How and why was it decided that a stone tower can move, and is this indeed what the rook represents?

Also, what does rook mean, and why is this used instead of castle?

The OED etymology for “rook” (the chess piece) as:

Huh. My dictionary rather unhelpfully offers

which differs from the other definitions of the word (a black bird , a con man and the various verb forms), which come from the Old English hroc. (Admittedly, the OED is usually considered the final word on such things.)

That being said, if you Google for “history of chess”, you turn up sites such as this one, which seems to suggest that it comes from “rukh”, where the piece represented a ship, whereas this one ascribes aspects of medieval feudal society to the pieces (the rooks being castles, the pawns being serfs and so forth). I’m not sure I believe any of it.

Digging through all this about “rook” leads to

“\Rook, n. [F. roc (cf. Sp. roque), fr. Per. & Ar. rokh, or rukh, the rook or castle at chess, also the bird roc (in this sense perhaps a different word); cf. Hind. rath a war chariot, the castle at chess, Skr. ratha a car, a war car. Cf. Roll.] (Chess) One of the four pieces placed on the corner squares of the board; a castle.” and “A swindler or cheat, especially at games.”
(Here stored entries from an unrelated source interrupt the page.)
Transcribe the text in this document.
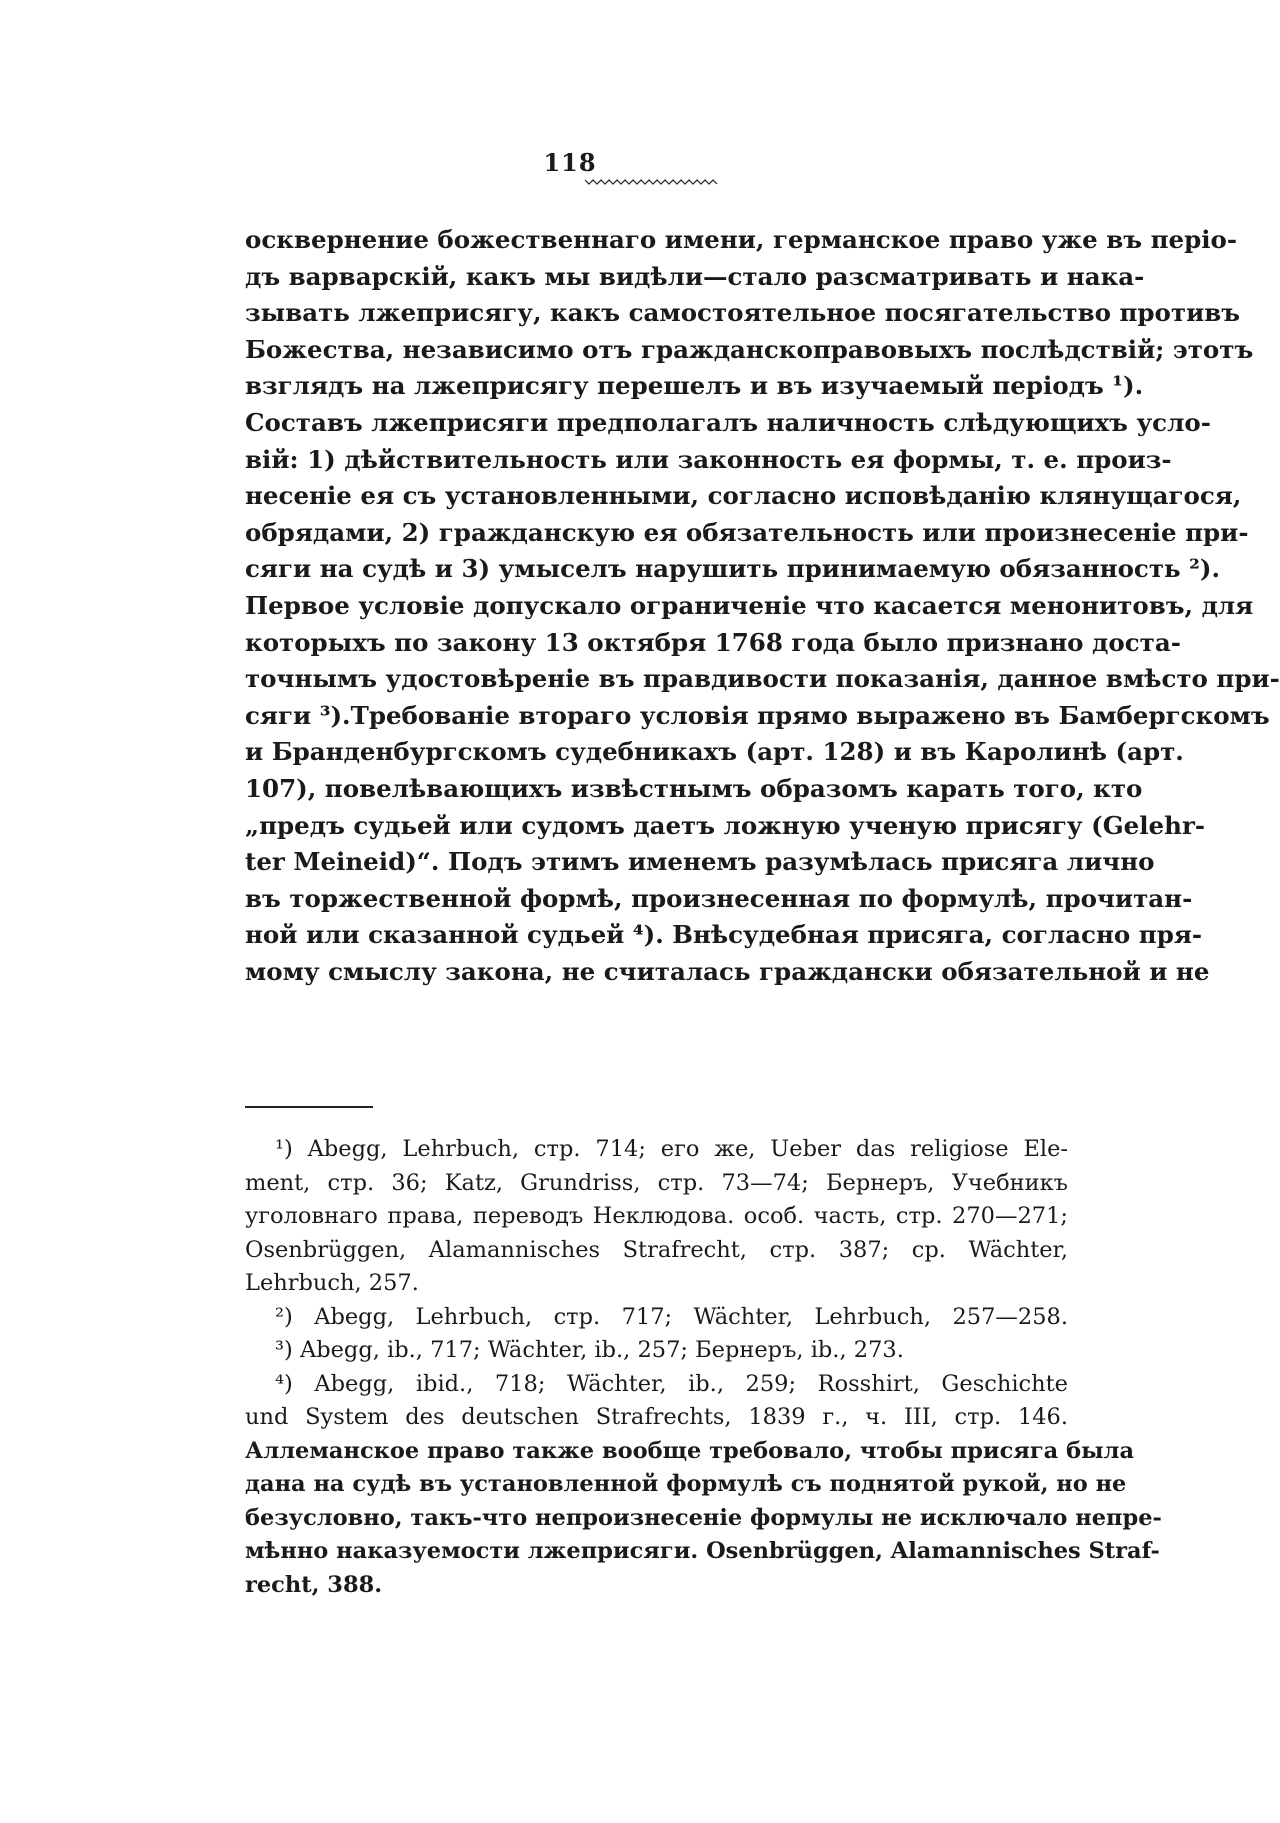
118
осквернение божественнаго имени, германское право уже въ періо-
дъ варварскій, какъ мы видѣли—стало разсматривать и нака-
зывать лжеприсягу, какъ самостоятельное посягательство противъ
Божества, независимо отъ гражданскоправовыхъ послѣдствій; этотъ
взглядъ на лжеприсягу перешелъ и въ изучаемый періодъ ¹).
Составъ лжеприсяги предполагалъ наличность слѣдующихъ усло-
вій: 1) дѣйствительность или законность ея формы, т. е. произ-
несеніе ея съ установленными, согласно исповѣданію клянущагося,
обрядами, 2) гражданскую ея обязательность или произнесеніе при-
сяги на судѣ и 3) умыселъ нарушить принимаемую обязанность ²).
Первое условіе допускало ограниченіе что касается менонитовъ, для
которыхъ по закону 13 октября 1768 года было признано доста-
точнымъ удостовѣреніе въ правдивости показанія, данное вмѣсто при-
сяги ³).Требованіе втораго условія прямо выражено въ Бамбергскомъ
и Бранденбургскомъ судебникахъ (арт. 128) и въ Каролинѣ (арт.
107), повелѣвающихъ извѣстнымъ образомъ карать того, кто
„предъ судьей или судомъ даетъ ложную ученую присягу (Gelehr-
ter Meineid)“. Подъ этимъ именемъ разумѣлась присяга лично
въ торжественной формѣ, произнесенная по формулѣ, прочитан-
ной или сказанной судьей ⁴). Внѣсудебная присяга, согласно пря-
мому смыслу закона, не считалась граждански обязательной и не
¹) Abegg, Lehrbuch, стр. 714; его же, Ueber das religiose Ele-
ment, стр. 36; Katz, Grundriss, стр. 73—74; Бернеръ, Учебникъ
уголовнаго права, переводъ Неклюдова. особ. часть, стр. 270—271;
Osenbrüggen, Alamannisches Strafrecht, стр. 387; ср. Wächter,
Lehrbuch, 257.
²) Abegg, Lehrbuch, стр. 717; Wächter, Lehrbuch, 257—258.
³) Abegg, ib., 717; Wächter, ib., 257; Бернеръ, ib., 273.
⁴) Abegg, ibid., 718; Wächter, ib., 259; Rosshirt, Geschichte
und System des deutschen Strafrechts, 1839 г., ч. III, стр. 146.
Аллеманское право также вообще требовало, чтобы присяга была
дана на судѣ въ установленной формулѣ съ поднятой рукой, но не
безусловно, такъ-что непроизнесеніе формулы не исключало непре-
мѣнно наказуемости лжеприсяги. Osenbrüggen, Alamannisches Straf-
recht, 388.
Same treatment of chess leads to:

"chess = Cheat \Cheat, n. [rob. an abbrevation of escheat, lands or tenements that fall to a lord or to the state by forfeiture, or by the death of the tenant without heirs; the meaning being explained by the frauds, real or supposed, that were resorted to in procuring escheats. See Escheat.] 1. An act of deception or fraud; that which is the means of fraud or deception; a fraud; a trick; imposition; imposture.

There. It’s a Rook. Which is to say, a castle/war charriot/swindler. Since the OED failed us, let’s go nuts on a WAG and just say the coincedence of synonym & function was just too much to resist. I’ll bet someone invented the game around the piece!

While we’re on the subject, why do bishops move diagonally. Because they go both ways?

(Hits the ground running, dodging flak from every direction)

I don’t know about that, but originally the piece which would become the bishop could only move two spaces diagonally and could jump.

Or indeed, had to jump. It was called alfil or aufin and was a miserably weak piece, able to visit only alternate ranks and only two squares on each of these. In other languages a Bishop is called an Elephant or a Fool and the shape of either an elephant’s tusks, stylised, or a fool’s cap, may have suggested a bishop’s mitre.

In shogi, Japanese chess, they just use a phrase that means, more or less, “diagonal-mover”.

The word is kaku. Its most common meaning is “angle”, however, it’s also the name of type of Chinese flute that was used in the military.

The equivalent of the rook, though, the hisha, has a slightly more poetic name that means “flying car”.

Lots of castles have tunnels and towers. When one “castles”, I view it as rearranging the relative position of the king and the tower. True, the tower moves, but you are playing on a 8x8 chessboard. It would be difficult for the king and rook to change relative positions without the rook moving. Not sure if there is any historical basis to my personal interpretation.

Now, where the limits on castling came from - i.e, king must be in orignal spot, etc. - I don’t know.

Another intersting question is why the Queen is so powerful and the King is nearly impotent. I guess you could say both go “both ways”, but the Queen does more.

In Bengali, the queen, bishop, knight, and rook are the minister, elephant, horse, and boat.